UCL / TLOmodel

Epidemiology modelling framework for the Thanzi la Onse project
https://www.tlomodel.org/
MIT License
11 stars 5 forks source link

Should we switch to using DVC + Azure from Git LFS for storing resource files? #1465

Open matt-graham opened 2 hours ago

matt-graham commented 2 hours ago

Currently we use Git Large File Storage (LFS) to store and retrieve large files in the repository, specifically the data files in the resources directory ( see previous discussion in #150).

While this has generally worked as intended, the relatively large amount of files we have stored (~300MiB currently) and more crucially the large amount of Git LFS bandwidth we consume regularly downloading these files, has caused issues with LFS quotas being exceeded.

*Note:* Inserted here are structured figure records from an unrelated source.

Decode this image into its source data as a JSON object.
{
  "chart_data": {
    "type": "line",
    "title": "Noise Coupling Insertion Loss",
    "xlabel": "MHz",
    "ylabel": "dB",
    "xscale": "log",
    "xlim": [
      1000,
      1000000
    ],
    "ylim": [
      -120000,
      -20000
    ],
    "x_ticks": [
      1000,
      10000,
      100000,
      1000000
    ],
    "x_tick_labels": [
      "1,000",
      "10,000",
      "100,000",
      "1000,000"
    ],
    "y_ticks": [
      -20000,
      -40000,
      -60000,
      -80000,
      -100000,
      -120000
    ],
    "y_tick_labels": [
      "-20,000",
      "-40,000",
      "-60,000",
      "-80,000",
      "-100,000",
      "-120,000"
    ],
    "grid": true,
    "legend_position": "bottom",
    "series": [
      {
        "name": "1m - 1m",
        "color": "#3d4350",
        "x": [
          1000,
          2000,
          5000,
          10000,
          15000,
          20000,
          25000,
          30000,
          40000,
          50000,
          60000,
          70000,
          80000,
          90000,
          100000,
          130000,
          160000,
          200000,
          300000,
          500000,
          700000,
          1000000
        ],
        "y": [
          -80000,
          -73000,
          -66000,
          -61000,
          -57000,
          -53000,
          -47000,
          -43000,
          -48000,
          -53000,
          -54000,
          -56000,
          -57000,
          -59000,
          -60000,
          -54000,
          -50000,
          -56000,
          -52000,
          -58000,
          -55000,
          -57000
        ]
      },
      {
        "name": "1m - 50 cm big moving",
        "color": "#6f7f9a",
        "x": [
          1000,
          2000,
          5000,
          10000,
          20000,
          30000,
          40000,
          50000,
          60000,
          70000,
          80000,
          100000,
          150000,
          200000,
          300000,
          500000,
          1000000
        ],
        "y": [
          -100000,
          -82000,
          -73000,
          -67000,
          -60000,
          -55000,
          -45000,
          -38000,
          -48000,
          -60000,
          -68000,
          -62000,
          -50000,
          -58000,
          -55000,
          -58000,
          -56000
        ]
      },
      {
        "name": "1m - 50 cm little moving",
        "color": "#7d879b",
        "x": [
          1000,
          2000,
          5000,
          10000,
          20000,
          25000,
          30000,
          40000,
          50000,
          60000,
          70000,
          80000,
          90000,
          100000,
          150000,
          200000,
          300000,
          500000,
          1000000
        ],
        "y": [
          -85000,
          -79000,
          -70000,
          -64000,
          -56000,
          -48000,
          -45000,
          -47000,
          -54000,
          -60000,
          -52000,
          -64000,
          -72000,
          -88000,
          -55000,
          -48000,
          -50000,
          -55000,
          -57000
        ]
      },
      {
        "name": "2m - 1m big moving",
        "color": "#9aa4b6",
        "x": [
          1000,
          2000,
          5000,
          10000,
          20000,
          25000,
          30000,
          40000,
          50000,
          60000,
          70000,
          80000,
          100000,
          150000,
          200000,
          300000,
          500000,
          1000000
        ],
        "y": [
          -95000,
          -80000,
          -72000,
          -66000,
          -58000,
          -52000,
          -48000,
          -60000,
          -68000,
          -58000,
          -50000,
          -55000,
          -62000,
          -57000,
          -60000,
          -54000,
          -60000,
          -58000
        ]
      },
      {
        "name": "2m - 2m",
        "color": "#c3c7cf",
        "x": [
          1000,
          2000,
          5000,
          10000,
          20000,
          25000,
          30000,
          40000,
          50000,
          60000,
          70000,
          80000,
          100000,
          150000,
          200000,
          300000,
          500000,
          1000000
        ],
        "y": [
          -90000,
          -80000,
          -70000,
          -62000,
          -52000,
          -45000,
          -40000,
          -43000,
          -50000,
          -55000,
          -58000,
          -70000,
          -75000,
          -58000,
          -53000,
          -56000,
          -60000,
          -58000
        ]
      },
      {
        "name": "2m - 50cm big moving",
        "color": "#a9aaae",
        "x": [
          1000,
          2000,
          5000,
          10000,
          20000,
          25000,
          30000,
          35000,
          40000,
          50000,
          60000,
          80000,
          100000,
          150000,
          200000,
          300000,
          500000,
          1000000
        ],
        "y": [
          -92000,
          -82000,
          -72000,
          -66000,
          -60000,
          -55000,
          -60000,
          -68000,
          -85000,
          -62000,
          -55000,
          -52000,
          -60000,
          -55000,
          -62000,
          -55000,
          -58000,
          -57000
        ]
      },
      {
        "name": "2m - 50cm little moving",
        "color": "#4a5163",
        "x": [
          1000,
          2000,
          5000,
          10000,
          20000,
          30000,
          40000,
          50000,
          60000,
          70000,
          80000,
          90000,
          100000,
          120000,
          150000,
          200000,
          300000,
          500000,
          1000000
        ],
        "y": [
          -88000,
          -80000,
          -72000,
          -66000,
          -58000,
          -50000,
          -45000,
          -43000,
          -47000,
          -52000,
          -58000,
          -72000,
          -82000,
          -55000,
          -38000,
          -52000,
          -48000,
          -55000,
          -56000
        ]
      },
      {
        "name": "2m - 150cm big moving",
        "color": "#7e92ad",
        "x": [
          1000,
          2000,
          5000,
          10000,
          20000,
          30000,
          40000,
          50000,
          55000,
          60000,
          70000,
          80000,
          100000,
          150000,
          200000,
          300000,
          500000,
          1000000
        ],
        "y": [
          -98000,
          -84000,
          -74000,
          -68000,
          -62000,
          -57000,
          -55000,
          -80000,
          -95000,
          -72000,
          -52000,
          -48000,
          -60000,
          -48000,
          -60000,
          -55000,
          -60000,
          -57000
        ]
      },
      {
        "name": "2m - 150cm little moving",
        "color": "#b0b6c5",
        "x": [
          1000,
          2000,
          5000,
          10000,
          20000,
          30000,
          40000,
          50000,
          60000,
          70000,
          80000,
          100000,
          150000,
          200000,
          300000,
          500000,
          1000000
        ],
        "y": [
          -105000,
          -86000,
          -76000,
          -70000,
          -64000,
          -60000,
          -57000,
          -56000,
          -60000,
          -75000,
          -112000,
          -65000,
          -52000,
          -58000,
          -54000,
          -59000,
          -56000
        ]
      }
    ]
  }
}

A possible alternative would be to use Data Version Control (DVC) with Azure Blob Storage as a remote storage backend. DVC acts a layer on top of git, and, among other things, allows for efficiently versioning and tracking large data files by keeping only proxy .dvc files under version control with Git. The files themselves can be synchronized to a variety of remote data storage platforms, including both cloud and self-hosted options.

Given we are already using Azure resources for the project and have an existing Azure storage account, Azure Blob Storage seems a natural option to use. We would need to create a blob container with accesses set accordingly - ideally to continue making the code runnable by anyone we would have anonymous read access to the blob storage enabled - this might mean we want to use a separate storage account.

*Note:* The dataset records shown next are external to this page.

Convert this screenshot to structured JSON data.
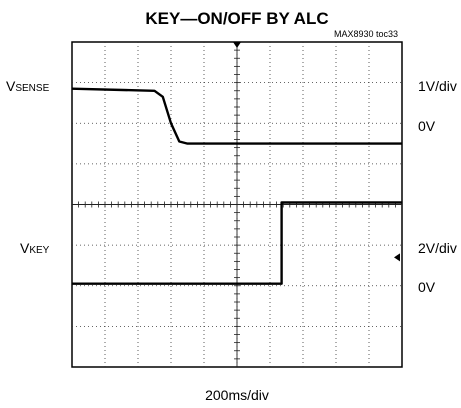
{
  "chart_data": {
    "type": "line",
    "title": "KEY—ON/OFF BY ALC",
    "figure_ref": "MAX8930 toc33",
    "xlabel": "200ms/div",
    "x_unit": "ms",
    "x_per_div": 200,
    "xlim": [
      0,
      2000
    ],
    "y_divisions": 8,
    "grid": true,
    "traces": [
      {
        "name_main": "V",
        "name_sub": "SENSE",
        "scale_label": "1V/div",
        "zero_label": "0V",
        "zero_div": 5.5,
        "volts_per_div": 1,
        "points": [
          [
            0,
            1.35
          ],
          [
            500,
            1.3
          ],
          [
            550,
            1.15
          ],
          [
            600,
            0.5
          ],
          [
            650,
            0.05
          ],
          [
            700,
            0.0
          ],
          [
            2000,
            0.0
          ]
        ]
      },
      {
        "name_main": "V",
        "name_sub": "KEY",
        "scale_label": "2V/div",
        "zero_label": "0V",
        "zero_div": 2.05,
        "volts_per_div": 2,
        "points": [
          [
            0,
            0
          ],
          [
            1270,
            0
          ],
          [
            1270,
            4.0
          ],
          [
            2000,
            4.0
          ]
        ]
      }
    ]
  }
}
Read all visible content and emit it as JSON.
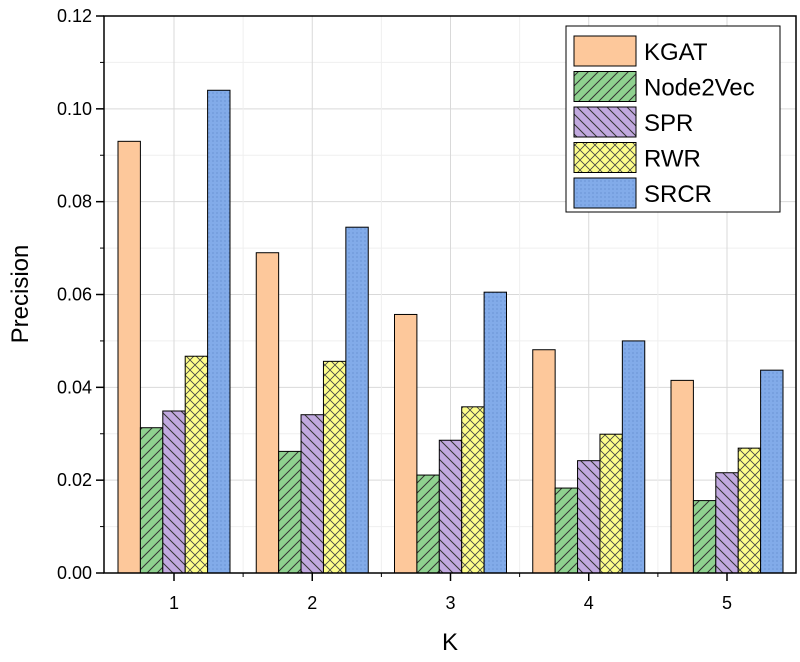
{
  "chart_data": {
    "type": "bar",
    "title": "",
    "xlabel": "K",
    "ylabel": "Precision",
    "categories": [
      "1",
      "2",
      "3",
      "4",
      "5"
    ],
    "ylim": [
      0,
      0.12
    ],
    "yticks": [
      "0.00",
      "0.02",
      "0.04",
      "0.06",
      "0.08",
      "0.10",
      "0.12"
    ],
    "grid": true,
    "legend_position": "top-right",
    "series": [
      {
        "name": "KGAT",
        "color": "#fdc89b",
        "pattern": "solid",
        "values": [
          0.093,
          0.069,
          0.0557,
          0.0481,
          0.0415
        ]
      },
      {
        "name": "Node2Vec",
        "color": "#8fd18f",
        "pattern": "diag-up",
        "values": [
          0.0313,
          0.0262,
          0.0211,
          0.0183,
          0.0156
        ]
      },
      {
        "name": "SPR",
        "color": "#c1a9df",
        "pattern": "diag-down",
        "values": [
          0.0349,
          0.0341,
          0.0286,
          0.0242,
          0.0216
        ]
      },
      {
        "name": "RWR",
        "color": "#fdfd8a",
        "pattern": "cross",
        "values": [
          0.0467,
          0.0456,
          0.0358,
          0.0299,
          0.0269
        ]
      },
      {
        "name": "SRCR",
        "color": "#82abe9",
        "pattern": "dots",
        "values": [
          0.104,
          0.0745,
          0.0605,
          0.05,
          0.0437
        ]
      }
    ]
  }
}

While there would be a bit of additional overhead for users in using DVC rather than Git LFS it should be relatively minimal. DVC is a Python package and can so be installed using pip along with the other package dependencies. To synchronize the files from remote storage a user will just need to run dvc pull after cloning (or pulling changes in Git to the .dvc proxy files).

In the longer term there is also scope for potentially considering using other DVC features such as its support for data pipelines and experiment tracking, which it seems could fit well with our Azure batch / Scenario class system.

tamuri commented 2 hours ago

Yes, definitely worth considering - to discuss at next softeng meeting.